Once you realize you want to buy a home, next comes one of the most important decisions you will make: what type of mortgage are you going to apply for. Will you take a 30-year loan or a 15-year loan? Will the mortgage be backed by Fannie Mae or Freddie Mac or the FHA? Is a VA loan right for you?
To help you decide, we developed a guide on common mortgage types.
Long-term fixed-rate mortgages are the staple of the American mortgage market. With a fixed rate and a fixed monthly payment, these loans provide the most stable and predictable cost of homeownership.
The most common term for a fixed-rate mortgage is 30 years, but shorter-terms of 20, 15 and even 10 years are also available. A shorter term means a higher monthly payment but much lower overall interest costs.
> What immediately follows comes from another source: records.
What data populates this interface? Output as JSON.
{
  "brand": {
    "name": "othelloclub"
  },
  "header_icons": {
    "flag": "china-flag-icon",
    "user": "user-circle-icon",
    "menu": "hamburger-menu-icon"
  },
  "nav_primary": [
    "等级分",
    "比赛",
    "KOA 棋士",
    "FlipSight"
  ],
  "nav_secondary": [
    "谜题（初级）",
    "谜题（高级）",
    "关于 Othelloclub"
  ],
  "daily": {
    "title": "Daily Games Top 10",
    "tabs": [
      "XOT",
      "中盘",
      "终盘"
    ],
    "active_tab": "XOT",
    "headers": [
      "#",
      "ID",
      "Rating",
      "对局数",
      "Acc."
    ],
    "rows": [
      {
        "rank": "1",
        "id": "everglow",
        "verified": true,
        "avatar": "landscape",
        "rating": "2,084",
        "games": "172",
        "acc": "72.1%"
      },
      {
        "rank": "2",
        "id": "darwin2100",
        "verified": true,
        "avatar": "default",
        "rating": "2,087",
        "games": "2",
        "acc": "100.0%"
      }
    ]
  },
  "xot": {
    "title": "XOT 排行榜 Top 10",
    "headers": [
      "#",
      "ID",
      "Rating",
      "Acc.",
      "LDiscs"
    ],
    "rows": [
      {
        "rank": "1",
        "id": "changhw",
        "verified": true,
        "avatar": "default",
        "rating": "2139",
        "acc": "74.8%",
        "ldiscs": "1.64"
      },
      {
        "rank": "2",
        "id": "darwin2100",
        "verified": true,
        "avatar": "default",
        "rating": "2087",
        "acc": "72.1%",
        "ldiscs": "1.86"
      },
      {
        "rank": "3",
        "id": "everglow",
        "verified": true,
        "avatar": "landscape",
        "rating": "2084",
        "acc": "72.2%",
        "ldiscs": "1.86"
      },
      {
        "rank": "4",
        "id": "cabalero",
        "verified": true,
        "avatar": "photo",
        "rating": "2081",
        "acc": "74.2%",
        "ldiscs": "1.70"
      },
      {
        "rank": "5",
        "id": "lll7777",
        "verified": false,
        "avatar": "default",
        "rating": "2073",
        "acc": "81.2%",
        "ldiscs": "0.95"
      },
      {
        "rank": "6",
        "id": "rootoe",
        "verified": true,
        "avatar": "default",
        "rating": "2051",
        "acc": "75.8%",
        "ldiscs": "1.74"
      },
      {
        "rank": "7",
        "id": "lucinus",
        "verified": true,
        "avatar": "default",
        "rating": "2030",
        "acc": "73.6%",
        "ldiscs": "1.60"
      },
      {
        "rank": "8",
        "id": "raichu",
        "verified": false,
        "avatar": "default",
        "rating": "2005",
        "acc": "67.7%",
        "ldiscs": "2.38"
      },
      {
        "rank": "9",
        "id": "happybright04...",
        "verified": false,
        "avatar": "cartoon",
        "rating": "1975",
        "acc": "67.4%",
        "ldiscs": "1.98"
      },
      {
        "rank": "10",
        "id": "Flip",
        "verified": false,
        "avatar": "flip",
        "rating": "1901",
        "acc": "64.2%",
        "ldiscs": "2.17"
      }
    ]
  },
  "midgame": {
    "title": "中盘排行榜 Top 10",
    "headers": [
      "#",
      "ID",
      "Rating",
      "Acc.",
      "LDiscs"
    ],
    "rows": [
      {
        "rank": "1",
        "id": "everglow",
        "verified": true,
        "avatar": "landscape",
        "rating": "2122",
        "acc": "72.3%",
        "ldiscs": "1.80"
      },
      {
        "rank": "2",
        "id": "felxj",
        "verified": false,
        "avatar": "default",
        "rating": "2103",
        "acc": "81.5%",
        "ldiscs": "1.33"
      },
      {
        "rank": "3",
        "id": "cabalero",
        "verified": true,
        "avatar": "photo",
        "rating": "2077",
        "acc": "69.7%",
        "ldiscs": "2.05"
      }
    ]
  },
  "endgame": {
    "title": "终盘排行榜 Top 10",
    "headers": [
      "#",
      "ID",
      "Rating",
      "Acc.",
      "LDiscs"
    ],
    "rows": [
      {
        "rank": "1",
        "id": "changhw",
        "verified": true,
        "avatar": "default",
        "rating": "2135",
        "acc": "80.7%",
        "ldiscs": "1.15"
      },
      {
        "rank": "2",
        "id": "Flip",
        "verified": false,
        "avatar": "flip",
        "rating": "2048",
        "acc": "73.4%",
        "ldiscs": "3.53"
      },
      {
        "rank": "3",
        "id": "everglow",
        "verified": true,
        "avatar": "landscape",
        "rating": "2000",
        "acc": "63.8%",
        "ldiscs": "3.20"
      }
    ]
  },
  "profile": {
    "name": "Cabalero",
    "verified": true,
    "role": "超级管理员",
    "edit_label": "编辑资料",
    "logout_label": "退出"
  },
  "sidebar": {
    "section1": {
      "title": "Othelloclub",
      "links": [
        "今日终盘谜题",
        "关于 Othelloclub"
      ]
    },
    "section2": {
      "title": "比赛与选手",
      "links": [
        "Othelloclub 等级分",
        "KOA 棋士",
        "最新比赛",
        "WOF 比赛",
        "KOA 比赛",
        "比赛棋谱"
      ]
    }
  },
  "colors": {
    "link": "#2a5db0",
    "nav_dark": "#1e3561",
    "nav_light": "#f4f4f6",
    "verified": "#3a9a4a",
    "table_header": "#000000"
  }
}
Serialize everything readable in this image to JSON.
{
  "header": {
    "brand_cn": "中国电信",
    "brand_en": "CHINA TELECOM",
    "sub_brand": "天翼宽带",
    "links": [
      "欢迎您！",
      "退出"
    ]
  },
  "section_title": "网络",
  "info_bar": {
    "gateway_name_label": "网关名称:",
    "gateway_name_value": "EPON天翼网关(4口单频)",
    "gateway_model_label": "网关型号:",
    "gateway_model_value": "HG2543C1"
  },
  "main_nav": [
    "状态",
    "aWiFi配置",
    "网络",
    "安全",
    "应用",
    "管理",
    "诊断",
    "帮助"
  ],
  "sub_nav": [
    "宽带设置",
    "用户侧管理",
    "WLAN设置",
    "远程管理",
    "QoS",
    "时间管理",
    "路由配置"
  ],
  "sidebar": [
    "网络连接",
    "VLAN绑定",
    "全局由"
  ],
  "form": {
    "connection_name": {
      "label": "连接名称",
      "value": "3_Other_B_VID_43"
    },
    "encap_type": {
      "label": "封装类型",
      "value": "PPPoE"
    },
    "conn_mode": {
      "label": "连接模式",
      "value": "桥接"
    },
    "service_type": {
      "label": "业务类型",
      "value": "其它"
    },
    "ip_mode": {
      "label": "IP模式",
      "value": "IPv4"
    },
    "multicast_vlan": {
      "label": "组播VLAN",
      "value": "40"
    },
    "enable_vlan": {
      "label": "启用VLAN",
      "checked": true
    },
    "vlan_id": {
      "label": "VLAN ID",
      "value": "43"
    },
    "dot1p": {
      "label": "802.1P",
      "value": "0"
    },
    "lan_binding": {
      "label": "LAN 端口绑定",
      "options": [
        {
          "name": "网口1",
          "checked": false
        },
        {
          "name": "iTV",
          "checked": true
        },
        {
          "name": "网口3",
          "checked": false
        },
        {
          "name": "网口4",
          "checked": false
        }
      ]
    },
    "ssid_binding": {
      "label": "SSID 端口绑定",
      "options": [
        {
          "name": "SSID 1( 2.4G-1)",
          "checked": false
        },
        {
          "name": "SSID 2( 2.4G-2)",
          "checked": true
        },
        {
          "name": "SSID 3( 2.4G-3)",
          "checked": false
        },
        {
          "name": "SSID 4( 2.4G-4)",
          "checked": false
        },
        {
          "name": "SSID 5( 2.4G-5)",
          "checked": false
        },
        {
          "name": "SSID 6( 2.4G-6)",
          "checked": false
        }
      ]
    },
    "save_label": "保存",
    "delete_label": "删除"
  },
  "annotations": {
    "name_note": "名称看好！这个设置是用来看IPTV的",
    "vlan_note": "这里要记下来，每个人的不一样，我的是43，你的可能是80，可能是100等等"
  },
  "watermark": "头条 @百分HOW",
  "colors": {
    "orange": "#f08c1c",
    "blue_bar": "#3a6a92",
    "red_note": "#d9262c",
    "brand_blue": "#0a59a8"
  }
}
Since a higher monthly payment limits the amount of mortgage a given income can support, most homebuyers decide to spread their monthly payments out over a 30-year term.
Since monthly payments can both rise and fall, ARMs carry risks that fixed-rate loans do not. ARMs are useful for some borrowers -- even first time borrowers -- but do require some additional understanding and diligence on the part of the consumer.
There are both Traditional ARMs and Hybrid ARMs.
Traditional ARMs have interest rates that adjust every year, every three years or every five years. You may hear these referred to as "1/1,” "3/3” or "5/5" ARMs. These refer to how frequently the rate changes and how long the new rate remains. For example, initial interest rate in a 5/5 ARM is fixed for the first five years. After that, the interest rate resets to a new rate every five years until the loan reaches the end of its 30-year term.
Almost a "best of both worlds" product, Hybrid ARMs offer initial fixed interest rate periods of three, five, seven or 10 years; after that, they most frequently turn into a 1-year ARM, where the interest rate will change every year thereafter.